Despite the talk about talks, conditions on the ground are deteriorating. Continuing Israeli settlement activity and roadblocks infuriate the Palestinians, and their Arab neighbors. And attacks out of Gaza by Abbas' Palestinian adversary, the militant group Hamas, undermine Israel's willingness to move ahead on a deal. Egypt has been attempting to negotiate a cease-fire between Israel and Hamas, but talks on that front remain difficult.

A final peace deal between Israelis and Palestinians is not possible without Hamas, however, because it remains a powerful and popular force in the Palestinian territories. That's why some, like former President Jimmy Carter, who met with Hamas leaders last week, are calling for the peace process to include talks with the Islamist group that won the most recent Palestinian election. The U.S., Egypt and Israel, however, believe that reconciling the two Palestinian factions will only be possible after a peace deal is agreed in principle. "We want [Palestinian] reconciliation to be based on a peace process," says Fahmy.

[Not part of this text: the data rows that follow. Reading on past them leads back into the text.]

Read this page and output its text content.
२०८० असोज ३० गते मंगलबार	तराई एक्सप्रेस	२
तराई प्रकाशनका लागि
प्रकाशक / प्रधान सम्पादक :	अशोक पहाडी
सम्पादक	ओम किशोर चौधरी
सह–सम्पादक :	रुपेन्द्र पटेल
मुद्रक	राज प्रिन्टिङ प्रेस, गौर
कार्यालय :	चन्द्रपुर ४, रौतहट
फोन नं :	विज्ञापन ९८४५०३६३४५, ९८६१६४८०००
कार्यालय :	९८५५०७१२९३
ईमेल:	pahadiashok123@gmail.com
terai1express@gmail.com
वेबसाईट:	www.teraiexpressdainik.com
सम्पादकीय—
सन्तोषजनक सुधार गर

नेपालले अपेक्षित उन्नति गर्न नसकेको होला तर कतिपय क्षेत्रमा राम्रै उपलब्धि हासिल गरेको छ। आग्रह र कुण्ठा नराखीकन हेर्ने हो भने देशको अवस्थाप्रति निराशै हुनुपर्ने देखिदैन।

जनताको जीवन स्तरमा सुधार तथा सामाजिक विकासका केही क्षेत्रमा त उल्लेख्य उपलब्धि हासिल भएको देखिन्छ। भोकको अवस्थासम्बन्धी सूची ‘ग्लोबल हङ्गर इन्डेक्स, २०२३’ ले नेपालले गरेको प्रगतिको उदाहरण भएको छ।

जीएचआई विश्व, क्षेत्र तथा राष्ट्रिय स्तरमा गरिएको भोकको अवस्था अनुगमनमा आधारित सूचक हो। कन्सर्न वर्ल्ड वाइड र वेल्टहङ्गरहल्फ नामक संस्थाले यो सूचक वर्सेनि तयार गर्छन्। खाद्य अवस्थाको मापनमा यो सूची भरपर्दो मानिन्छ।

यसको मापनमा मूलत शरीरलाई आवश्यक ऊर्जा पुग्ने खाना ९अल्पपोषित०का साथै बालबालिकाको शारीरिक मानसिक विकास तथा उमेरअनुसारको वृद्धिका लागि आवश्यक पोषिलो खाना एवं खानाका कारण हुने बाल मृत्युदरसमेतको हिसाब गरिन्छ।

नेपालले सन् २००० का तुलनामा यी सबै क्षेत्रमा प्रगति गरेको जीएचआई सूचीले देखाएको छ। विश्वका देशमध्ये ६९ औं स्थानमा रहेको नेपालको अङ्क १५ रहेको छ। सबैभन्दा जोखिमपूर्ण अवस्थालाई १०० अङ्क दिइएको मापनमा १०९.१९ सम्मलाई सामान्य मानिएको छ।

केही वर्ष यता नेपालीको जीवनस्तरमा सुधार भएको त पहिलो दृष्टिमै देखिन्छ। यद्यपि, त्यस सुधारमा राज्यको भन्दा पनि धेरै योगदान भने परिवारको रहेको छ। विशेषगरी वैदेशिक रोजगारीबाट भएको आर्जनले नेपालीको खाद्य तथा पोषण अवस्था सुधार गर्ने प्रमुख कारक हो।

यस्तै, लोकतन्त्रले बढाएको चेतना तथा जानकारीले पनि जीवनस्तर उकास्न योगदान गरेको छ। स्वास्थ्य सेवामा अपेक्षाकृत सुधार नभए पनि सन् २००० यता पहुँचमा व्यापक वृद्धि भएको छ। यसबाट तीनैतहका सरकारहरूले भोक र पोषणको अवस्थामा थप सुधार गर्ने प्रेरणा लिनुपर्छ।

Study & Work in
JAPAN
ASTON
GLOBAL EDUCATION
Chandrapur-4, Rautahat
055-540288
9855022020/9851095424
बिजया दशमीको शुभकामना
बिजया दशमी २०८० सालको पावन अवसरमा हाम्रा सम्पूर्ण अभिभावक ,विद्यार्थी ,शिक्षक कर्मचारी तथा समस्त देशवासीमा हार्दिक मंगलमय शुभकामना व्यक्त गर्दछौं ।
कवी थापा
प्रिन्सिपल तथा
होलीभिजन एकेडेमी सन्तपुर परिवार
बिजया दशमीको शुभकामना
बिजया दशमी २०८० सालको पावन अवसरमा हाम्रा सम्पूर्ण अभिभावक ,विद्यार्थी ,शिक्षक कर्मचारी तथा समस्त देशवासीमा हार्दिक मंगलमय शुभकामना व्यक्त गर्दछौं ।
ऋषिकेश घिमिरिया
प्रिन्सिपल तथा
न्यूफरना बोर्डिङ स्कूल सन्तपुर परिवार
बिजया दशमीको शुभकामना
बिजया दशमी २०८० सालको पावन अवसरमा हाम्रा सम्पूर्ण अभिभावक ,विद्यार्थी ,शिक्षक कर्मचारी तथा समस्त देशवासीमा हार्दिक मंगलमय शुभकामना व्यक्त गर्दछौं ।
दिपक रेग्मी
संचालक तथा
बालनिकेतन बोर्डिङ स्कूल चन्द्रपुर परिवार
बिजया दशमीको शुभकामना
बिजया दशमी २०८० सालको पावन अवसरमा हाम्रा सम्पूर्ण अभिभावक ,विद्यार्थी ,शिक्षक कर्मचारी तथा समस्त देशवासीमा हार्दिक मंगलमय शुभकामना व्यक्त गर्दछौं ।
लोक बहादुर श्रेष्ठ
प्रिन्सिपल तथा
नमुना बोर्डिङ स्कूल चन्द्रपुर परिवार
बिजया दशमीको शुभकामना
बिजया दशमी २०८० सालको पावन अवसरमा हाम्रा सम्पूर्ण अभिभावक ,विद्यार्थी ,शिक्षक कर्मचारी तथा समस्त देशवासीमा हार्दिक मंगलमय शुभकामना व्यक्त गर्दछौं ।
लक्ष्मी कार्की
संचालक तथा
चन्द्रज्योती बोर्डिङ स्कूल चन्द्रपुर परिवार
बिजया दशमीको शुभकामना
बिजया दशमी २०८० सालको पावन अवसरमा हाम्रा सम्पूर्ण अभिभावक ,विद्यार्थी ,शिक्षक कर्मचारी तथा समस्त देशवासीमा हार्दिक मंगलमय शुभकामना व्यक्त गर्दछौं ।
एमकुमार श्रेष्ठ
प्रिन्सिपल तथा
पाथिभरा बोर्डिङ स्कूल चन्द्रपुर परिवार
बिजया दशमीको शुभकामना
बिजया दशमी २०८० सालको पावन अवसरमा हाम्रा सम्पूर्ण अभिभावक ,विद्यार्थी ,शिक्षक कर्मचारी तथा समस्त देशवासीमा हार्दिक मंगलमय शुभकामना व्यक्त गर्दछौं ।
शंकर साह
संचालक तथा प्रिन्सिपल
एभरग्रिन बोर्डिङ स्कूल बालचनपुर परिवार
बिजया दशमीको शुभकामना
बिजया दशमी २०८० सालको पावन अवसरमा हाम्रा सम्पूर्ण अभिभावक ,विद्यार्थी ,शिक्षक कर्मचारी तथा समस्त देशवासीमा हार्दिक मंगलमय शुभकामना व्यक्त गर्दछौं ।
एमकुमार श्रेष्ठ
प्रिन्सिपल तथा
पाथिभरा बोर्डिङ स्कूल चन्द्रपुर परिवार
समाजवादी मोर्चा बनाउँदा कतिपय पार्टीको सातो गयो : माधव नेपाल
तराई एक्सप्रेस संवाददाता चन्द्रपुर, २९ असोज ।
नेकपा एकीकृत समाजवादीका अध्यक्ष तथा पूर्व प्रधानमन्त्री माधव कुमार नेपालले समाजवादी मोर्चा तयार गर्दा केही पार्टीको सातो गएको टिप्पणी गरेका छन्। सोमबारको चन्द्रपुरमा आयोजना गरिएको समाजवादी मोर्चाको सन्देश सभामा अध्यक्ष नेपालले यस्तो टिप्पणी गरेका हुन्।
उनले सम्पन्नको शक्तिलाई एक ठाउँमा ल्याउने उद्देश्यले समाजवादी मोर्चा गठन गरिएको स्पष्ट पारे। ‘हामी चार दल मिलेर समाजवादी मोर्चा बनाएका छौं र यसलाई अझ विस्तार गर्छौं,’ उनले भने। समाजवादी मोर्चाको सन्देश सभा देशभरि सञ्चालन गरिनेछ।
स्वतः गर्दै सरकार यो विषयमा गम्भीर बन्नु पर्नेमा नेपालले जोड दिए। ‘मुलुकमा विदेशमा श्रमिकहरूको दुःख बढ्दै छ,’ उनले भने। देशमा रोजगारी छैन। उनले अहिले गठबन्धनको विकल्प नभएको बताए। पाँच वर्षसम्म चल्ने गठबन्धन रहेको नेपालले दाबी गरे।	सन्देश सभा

Some diplomats familiar with the discussions say the Israelis may yet show up in Sharm. But the one reliable thing about the peace process is that it can always get worse. Increased Hamas attacks in coming weeks could fuel an Israeli incursion into Gaza just ahead of Bush's trip. Then, no one will want a summit, since it would only deepen the impression that the peace process is completely removed from facts on the ground.